Inés no dijo nada y de unos pasos decididos alcanzó el catre en el que medio respiraba y medio se ahogaba una mujer joven de rostro macilento y marcada osamenta pero notable belleza, cuyo nombre era María y cuyo destino parecía ser fenecer en aquel cuarto pestilente.

- Mi esposa se muere - dijo Beltrán Castro con fastidio -. El boticario ha dicho que no vivirá más allá de esta noche y don Pascual le ha dado la extremaunción. No sé que puede hacer por ella una vieja atea.

-Usted no sabe mis creencias, pues no me las ha preguntado, así como nadie le ha preguntado a su esposa si es su deseo morirse esta noche. Y por Nuestro Señor que me parece muy descortés decirle a alguien cuándo tiene que ir a reunirse con él -replicó Inés mientras las raídas sábanas que cubrían a María como una mortaja le aplaudían ondeando y palmeando unas puntas contra otras.
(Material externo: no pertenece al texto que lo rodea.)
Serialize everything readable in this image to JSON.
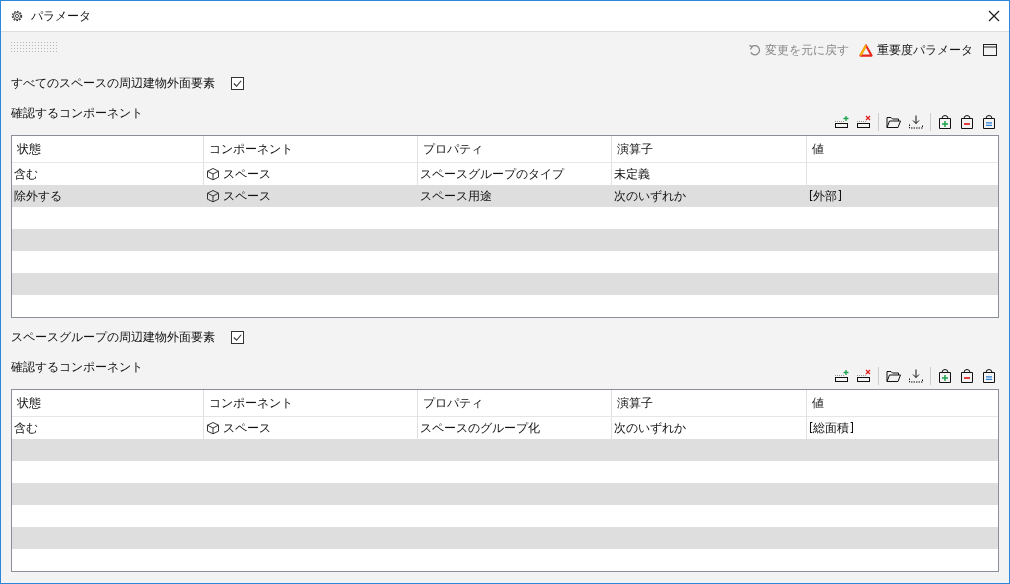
{
  "window": {
    "title": "パラメータ"
  },
  "toolbar": {
    "undo": {
      "label": "変更を元に戻す",
      "disabled": true
    },
    "importance": {
      "label": "重要度パラメータ"
    }
  },
  "sections": [
    {
      "checkbox": {
        "label": "すべてのスペースの周辺建物外面要素",
        "checked": true
      },
      "subtitle": "確認するコンポーネント",
      "table": {
        "columns": [
          "状態",
          "コンポーネント",
          "プロパティ",
          "演算子",
          "値"
        ],
        "rows": [
          {
            "cells": [
              "含む",
              "スペース",
              "スペースグループのタイプ",
              "未定義",
              ""
            ]
          },
          {
            "cells": [
              "除外する",
              "スペース",
              "スペース用途",
              "次のいずれか",
              "[外部]"
            ]
          }
        ]
      }
    },
    {
      "checkbox": {
        "label": "スペースグループの周辺建物外面要素",
        "checked": true
      },
      "subtitle": "確認するコンポーネント",
      "table": {
        "columns": [
          "状態",
          "コンポーネント",
          "プロパティ",
          "演算子",
          "値"
        ],
        "rows": [
          {
            "cells": [
              "含む",
              "スペース",
              "スペースのグループ化",
              "次のいずれか",
              "[総面積]"
            ]
          }
        ]
      }
    }
  ]
}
Las sábanas eran seres por lo general tranquilos pero tenían una muy baja tolerancia a la rudeza, pues amaban la suavidad sobre todas las cosas.

Acto seguido se dedicó en cuerpo y alma y en savia y corteza a tratar de confortar a la mujer doliente, quien a pesar de no poder hablar le susurró que no se quería morir aquella noche.

Y no se murió.

María despertó la mañana siguiente envuelta en vapores de hierbas y ungida en esencias de plantas, pero reanimada y con aspecto de no quererse morir tampoco aquel día.
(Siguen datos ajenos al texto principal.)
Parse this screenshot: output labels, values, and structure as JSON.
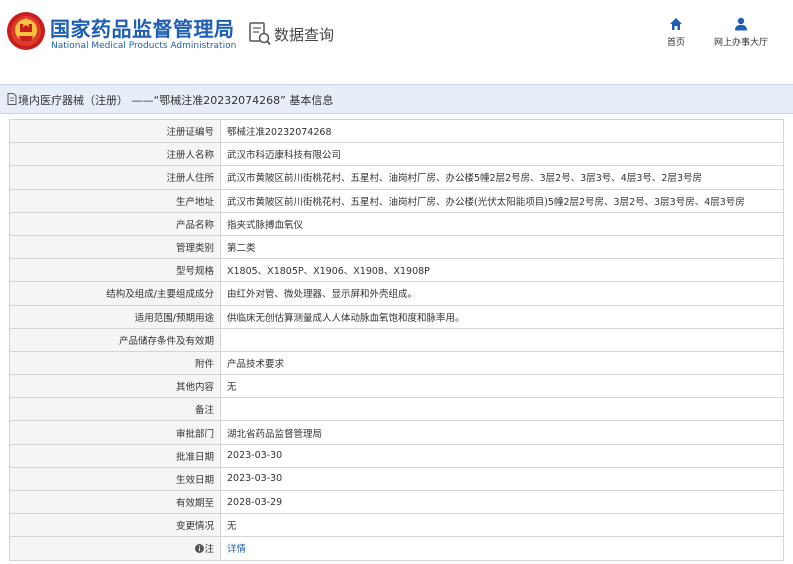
{
  "header": {
    "site_title_cn": "国家药品监督管理局",
    "site_title_en": "National Medical Products Administration",
    "query_title": "数据查询",
    "nav": [
      {
        "label": "首页",
        "icon": "home-icon"
      },
      {
        "label": "网上办事大厅",
        "icon": "user-icon"
      }
    ],
    "brand_color": "#1e5fb3"
  },
  "breadcrumb": {
    "text": "境内医疗器械（注册） ——“鄂械注准20232074268” 基本信息",
    "icon": "document-icon"
  },
  "details": [
    {
      "label": "注册证编号",
      "value": "鄂械注准20232074268"
    },
    {
      "label": "注册人名称",
      "value": "武汉市科迈康科技有限公司"
    },
    {
      "label": "注册人住所",
      "value": "武汉市黄陂区前川街桃花村、五星村、油岗村厂房、办公楼5幢2层2号房、3层2号、3层3号、4层3号、2层3号房"
    },
    {
      "label": "生产地址",
      "value": "武汉市黄陂区前川街桃花村、五星村、油岗村厂房、办公楼(光伏太阳能项目)5幢2层2号房、3层2号、3层3号房、4层3号房"
    },
    {
      "label": "产品名称",
      "value": "指夹式脉搏血氧仪"
    },
    {
      "label": "管理类别",
      "value": "第二类"
    },
    {
      "label": "型号规格",
      "value": "X1805、X1805P、X1906、X1908、X1908P"
    },
    {
      "label": "结构及组成/主要组成成分",
      "value": "由红外对管、微处理器、显示屏和外壳组成。"
    },
    {
      "label": "适用范围/预期用途",
      "value": "供临床无创估算测量成人人体动脉血氧饱和度和脉率用。"
    },
    {
      "label": "产品储存条件及有效期",
      "value": ""
    },
    {
      "label": "附件",
      "value": "产品技术要求"
    },
    {
      "label": "其他内容",
      "value": "无"
    },
    {
      "label": "备注",
      "value": ""
    },
    {
      "label": "审批部门",
      "value": "湖北省药品监督管理局"
    },
    {
      "label": "批准日期",
      "value": "2023-03-30"
    },
    {
      "label": "生效日期",
      "value": "2023-03-30"
    },
    {
      "label": "有效期至",
      "value": "2028-03-29"
    },
    {
      "label": "变更情况",
      "value": "无"
    },
    {
      "label": "注",
      "value": "详情",
      "label_icon": "info-icon"
    }
  ]
}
Inés no se molestó en volver a su casa, pues sabía que sería un camino perdido, ya que quien la aguardaba tanto iría a buscarla allí como a su morada. Además, puestos a ser prácticos como lo era Inés, era un total despropósito desgastar más los viejos zapatos, que desde hacía unos años se lamentaban quejosos a cada paso que ella daba. Así pues esperó con paciencia hasta que hizo aparición la enfurecida turba que habría de llevársela alegando que quien curaba a una moribunda desahuciada por Dios y por el boticario no podía ser más que una mensajera del Demonio.

Días después de su desaparición, se atrevió María a acercarse a la casa de la meiga, queriendo saber más sobre la mujer que la había devuelto a la vida, ya fuera intermediaria del cielo o del infierno.
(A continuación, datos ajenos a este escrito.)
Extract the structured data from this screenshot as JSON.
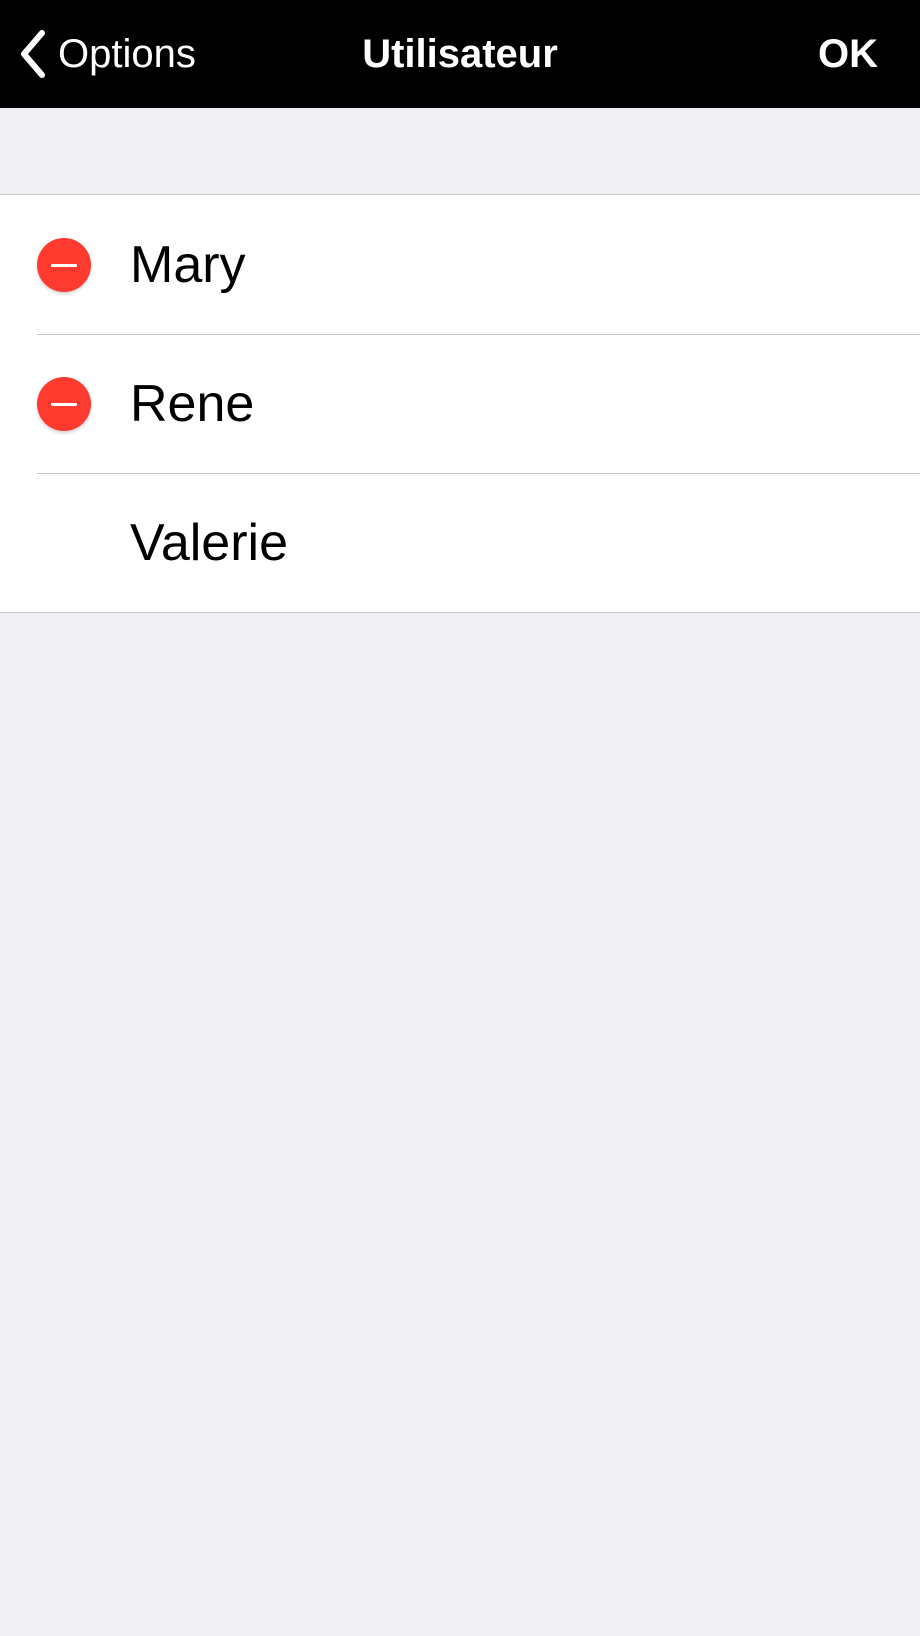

La puerta no se resistió a su suave empujón y con pasos pequeñitos se dirigió a la gran mesa de castaño mientras un montón de voces tristes le resoplaban en los oídos. Le pareció que la escoba se deslizaba hacia ella al igual que un can se acerca pidiendo consuelo, y casi hubiera jurado que los platos y vasos de latón la saludaban con emoción entrechocando sus brillantes superficies. Una cordial ráfaga de viento venida de no se sabía dónde deslizó un pequeño trozo de pergamino hacia ella. María lo desdobló con manos temblorosas y leyó al amparo de unas brasas desoladas :

Fuego, te perdono por quitarme la vida.

Viento, te agradezco que esparzas mis restos y los hagas viajar.

Vajilla, Escoba, Catre, Vestidos, vuestra nueva dueña se llama María y a ella debéis servir tan bien como a mí.

Letras, sois libres.

Y así como María leía estas últimas palabras los vocablos comenzaron a descomponerse ante sus ojos, soltándose una letra tras otra y escabulléndose por los bordes del pergamino, formando gruesas gotas de tinta negra que bien podrían parecerse al sudor que brota de un alma que busca la forma de despedirse de su propia existencia.